Identification and characterization of microRNAs regulating infection by bacterial pathogens
MicroRNAs, due to their instrumental role as post-transcriptional regulators of gene expression, are emerging as important players in the interaction between mammalian hosts and bacterial pathogens. We have pioneered the application of high-content microscopy screenings coupled with genome-wide libraries for modulation of microRNA levels, to identify microRNAs controlling infection by important bacterial pathogens – Salmonella Typhimurium, Shigella flexneri, Campylobacter jejuni, and Staphylococcus aureus.
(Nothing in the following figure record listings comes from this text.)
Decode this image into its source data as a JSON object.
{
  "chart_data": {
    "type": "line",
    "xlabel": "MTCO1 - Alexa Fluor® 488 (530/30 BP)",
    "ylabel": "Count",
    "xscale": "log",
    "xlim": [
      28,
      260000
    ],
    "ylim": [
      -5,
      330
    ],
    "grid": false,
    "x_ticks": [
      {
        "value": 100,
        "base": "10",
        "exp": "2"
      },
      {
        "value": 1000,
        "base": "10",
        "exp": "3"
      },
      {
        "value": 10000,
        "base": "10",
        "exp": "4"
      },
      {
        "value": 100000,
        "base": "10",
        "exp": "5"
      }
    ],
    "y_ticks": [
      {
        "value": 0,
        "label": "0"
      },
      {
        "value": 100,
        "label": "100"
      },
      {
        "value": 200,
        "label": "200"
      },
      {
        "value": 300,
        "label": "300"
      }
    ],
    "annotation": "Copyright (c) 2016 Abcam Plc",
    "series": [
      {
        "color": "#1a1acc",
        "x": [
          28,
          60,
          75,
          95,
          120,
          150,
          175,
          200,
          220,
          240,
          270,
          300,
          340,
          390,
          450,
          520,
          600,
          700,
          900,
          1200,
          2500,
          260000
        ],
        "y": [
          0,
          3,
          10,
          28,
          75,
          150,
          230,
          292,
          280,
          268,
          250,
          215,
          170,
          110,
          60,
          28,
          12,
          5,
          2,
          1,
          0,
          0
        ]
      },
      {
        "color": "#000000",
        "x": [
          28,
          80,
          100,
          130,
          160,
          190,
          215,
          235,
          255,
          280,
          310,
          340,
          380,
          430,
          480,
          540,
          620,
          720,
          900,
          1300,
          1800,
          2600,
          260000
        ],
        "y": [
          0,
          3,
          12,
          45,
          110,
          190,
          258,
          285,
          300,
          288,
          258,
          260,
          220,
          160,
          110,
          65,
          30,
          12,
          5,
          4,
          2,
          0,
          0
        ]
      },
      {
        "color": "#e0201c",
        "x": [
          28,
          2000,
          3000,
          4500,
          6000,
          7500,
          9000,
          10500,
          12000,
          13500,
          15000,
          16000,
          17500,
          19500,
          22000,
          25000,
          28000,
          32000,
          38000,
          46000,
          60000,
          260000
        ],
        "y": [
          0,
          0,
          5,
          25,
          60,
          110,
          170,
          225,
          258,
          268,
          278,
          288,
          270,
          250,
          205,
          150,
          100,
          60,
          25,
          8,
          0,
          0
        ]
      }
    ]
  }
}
The identification and characterization of downstream microRNA targets are also leading to the discovery of novel molecular players and pathways relevant to the host-pathogen interplay. Among others, we have identified and characterized the host cell cycle as a major player in Salmonella infection, and shown that microRNAs play a critical role in the regulation of Shigella capture by host filopodia, as well as in the control of bacterial actin-based motility for intra- and inter-cellular spreading. Our work highlights the diverse nature of microRNA regulation in bacterial infections, showcasing its role either in the host response to the infection or as a strategy employed by bacteria to alter the host environment to promote pathogenesis.
Investigation of the molecular mechanisms of microRNA regulation by bacterial pathogens
The impact of bacterial infection on the host miRNome expression and the underlying molecular mechanisms are also crucial to understand bacterial pathogenesis. To address this issue, we have been performing RNA-sequencing analysis of the small RNA population of epithelial cells infected with various bacterial pathogens, analyzing both infected and bystander cells. We discovered, for example, that Salmonella infection of epithelial cells leads to a dramatic downregulation of microRNA expression (ca. 50% of the total detected microRNAs), which occurs both in host cells with internalized bacteria, as well as in bystander cells. These changes are dependent, to a large extent, on the transcription factor E2F1.
Bystander cell activation is increasingly recognized as a crucial event in bacterial pathogen-host interactions, mostly as part of the host immune response. Along this line, we have recently discovered that regulation of microRNA expression renders bystander cells more permissive to Salmonella infection. This demonstrates that, in contrast to the established paradigm that bystander cell reprogramming serves solely an anti-infective purpose, bacterial pathogens are able to subvert bystander cell functions in order to stimulate bacterial replication and dissemination.
Deciphering intracellular lifestyles of Staphylococcus aureus to optimize antimicrobial therapies
Staphylococcus aureus is an important human pathogen responsible for a broad spectrum of life-threatening nosocomial and community-acquired infections, and one of the leading pathogens responsible for deaths associated with antimicrobial resistance. S. aureus was initially considered an extracellular pathogen, though cumulating evidence indicates that it is a facultative intracellular pathogen.
To understand the relevance and prevalence of S. aureus intracellular lifestyle, we have applied fluorescence microscopy-based infection assays and automated image analysis to profile the interaction of 191 S. aureus isolates from patients with bone/joint infections, bacteremia, and infective endocarditis, with four host cell types (epithelial and endothelial cells, osteoblasts, and macrophages), at five times post-infection. This study established S. aureus intracellular lifestyle as a prevalent feature and identified a great diversity of intracellular fates of the clinical isolates, with relevance to pathogenicity.